The opportunity is upon us now as individuals, as a nation, and as a global community to do the tough work of dismantling the falseness that keeps us from fully living into the life of equality and freedom that we were created for. It means that we need to be more interested in our responsibilities to one another rather than our own perceived personal rights. Because just because we may feel we have the right to do something, doesn’t make it the right thing to do. Just because we can do something, doesn’t mean that we should. We need to look beyond ourselves and to the common good for all. When we begin to claim our responsibilities for one another’s health, safety, dignity and equality; then we are closing the gap that separates us. We are then flattening the curve of the chasm that divides our human family.

The process also requires that we claim our own responsibility for the harm we have done to others, embracing our need for mercy, and asking forgiveness.
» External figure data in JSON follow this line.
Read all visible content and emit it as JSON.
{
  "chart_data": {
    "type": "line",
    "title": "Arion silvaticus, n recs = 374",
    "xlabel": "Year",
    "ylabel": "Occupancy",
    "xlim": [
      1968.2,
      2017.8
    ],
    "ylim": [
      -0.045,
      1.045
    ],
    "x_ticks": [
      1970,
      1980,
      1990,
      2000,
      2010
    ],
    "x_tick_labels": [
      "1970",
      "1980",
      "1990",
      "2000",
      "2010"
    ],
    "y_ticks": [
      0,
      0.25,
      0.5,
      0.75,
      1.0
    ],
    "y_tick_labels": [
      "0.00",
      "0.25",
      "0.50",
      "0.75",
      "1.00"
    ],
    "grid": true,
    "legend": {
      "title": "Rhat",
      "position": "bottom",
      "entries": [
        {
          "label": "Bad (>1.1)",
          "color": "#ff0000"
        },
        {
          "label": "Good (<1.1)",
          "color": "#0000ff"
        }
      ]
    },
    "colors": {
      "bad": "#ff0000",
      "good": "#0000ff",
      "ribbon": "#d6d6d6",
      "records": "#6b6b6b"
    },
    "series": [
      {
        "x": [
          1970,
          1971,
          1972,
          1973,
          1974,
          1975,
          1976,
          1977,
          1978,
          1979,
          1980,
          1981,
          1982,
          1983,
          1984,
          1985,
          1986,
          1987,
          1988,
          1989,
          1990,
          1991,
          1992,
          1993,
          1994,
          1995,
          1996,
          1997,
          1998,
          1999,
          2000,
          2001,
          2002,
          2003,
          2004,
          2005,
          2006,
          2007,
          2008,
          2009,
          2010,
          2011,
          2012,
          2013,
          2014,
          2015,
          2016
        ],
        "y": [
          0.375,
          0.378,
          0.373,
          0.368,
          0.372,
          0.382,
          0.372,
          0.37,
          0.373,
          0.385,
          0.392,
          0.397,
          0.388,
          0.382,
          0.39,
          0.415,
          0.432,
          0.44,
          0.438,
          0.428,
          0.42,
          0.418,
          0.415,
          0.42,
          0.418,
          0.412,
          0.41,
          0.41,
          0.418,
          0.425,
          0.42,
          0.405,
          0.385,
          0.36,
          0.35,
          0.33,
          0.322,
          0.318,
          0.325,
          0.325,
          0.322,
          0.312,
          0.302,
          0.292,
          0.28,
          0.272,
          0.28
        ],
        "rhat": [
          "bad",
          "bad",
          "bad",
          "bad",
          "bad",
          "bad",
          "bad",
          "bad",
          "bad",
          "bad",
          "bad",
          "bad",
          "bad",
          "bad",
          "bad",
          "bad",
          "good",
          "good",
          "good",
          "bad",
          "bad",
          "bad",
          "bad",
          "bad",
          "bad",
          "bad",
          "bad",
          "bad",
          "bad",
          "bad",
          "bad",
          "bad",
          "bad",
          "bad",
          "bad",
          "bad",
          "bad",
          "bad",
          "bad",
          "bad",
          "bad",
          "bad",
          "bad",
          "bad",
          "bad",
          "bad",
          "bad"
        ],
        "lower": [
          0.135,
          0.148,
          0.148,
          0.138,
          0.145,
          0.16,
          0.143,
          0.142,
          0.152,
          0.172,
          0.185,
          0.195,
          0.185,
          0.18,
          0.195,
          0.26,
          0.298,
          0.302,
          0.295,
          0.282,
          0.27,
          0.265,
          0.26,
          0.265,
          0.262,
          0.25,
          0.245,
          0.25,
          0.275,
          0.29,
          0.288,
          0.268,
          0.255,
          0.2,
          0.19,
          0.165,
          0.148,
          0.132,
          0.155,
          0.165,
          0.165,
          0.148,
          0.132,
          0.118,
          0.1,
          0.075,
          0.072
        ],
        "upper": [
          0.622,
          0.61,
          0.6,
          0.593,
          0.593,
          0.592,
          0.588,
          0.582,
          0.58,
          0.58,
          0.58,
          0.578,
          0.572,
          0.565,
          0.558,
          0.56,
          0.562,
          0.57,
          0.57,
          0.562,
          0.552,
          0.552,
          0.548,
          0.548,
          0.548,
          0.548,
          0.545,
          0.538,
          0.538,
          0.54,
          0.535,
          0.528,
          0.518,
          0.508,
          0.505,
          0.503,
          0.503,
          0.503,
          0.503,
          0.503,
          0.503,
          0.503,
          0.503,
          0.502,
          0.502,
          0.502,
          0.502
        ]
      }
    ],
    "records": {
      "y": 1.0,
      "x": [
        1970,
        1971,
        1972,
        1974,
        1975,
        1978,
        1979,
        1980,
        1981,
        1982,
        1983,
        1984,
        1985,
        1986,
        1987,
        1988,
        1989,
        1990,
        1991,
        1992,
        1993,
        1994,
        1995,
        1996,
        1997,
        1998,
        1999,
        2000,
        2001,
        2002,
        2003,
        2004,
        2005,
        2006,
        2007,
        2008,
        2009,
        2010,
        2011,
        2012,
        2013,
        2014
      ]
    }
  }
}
Then follows reparations. This is the only path to healing and wholeness of being. This is the path of salvation. Never has the need for this kind of honesty, truth telling, and reconciliation been more apparent and urgent. There is too much at stake right now to turn away from our false self. We must face the truth. What awaits us is a glimpse of the Imago Dei within. Once we catch a glimpse of our own divinity, then we will be able to see it in others. Once that happens, we can never again diminish the dignity or deny the humanity of another human being because we will never look into the eyes of someone whom God does not love. Then we are truly free.

We need truth now. We need justice. We need healing. We need to do our part to help us come together in unity and in love. I pray that we can all turn away from our falseness that only harms and divides us. I pray that we can all fully embrace truth, mercy, justice and compassion. This is the only way. Anything else is an illusion.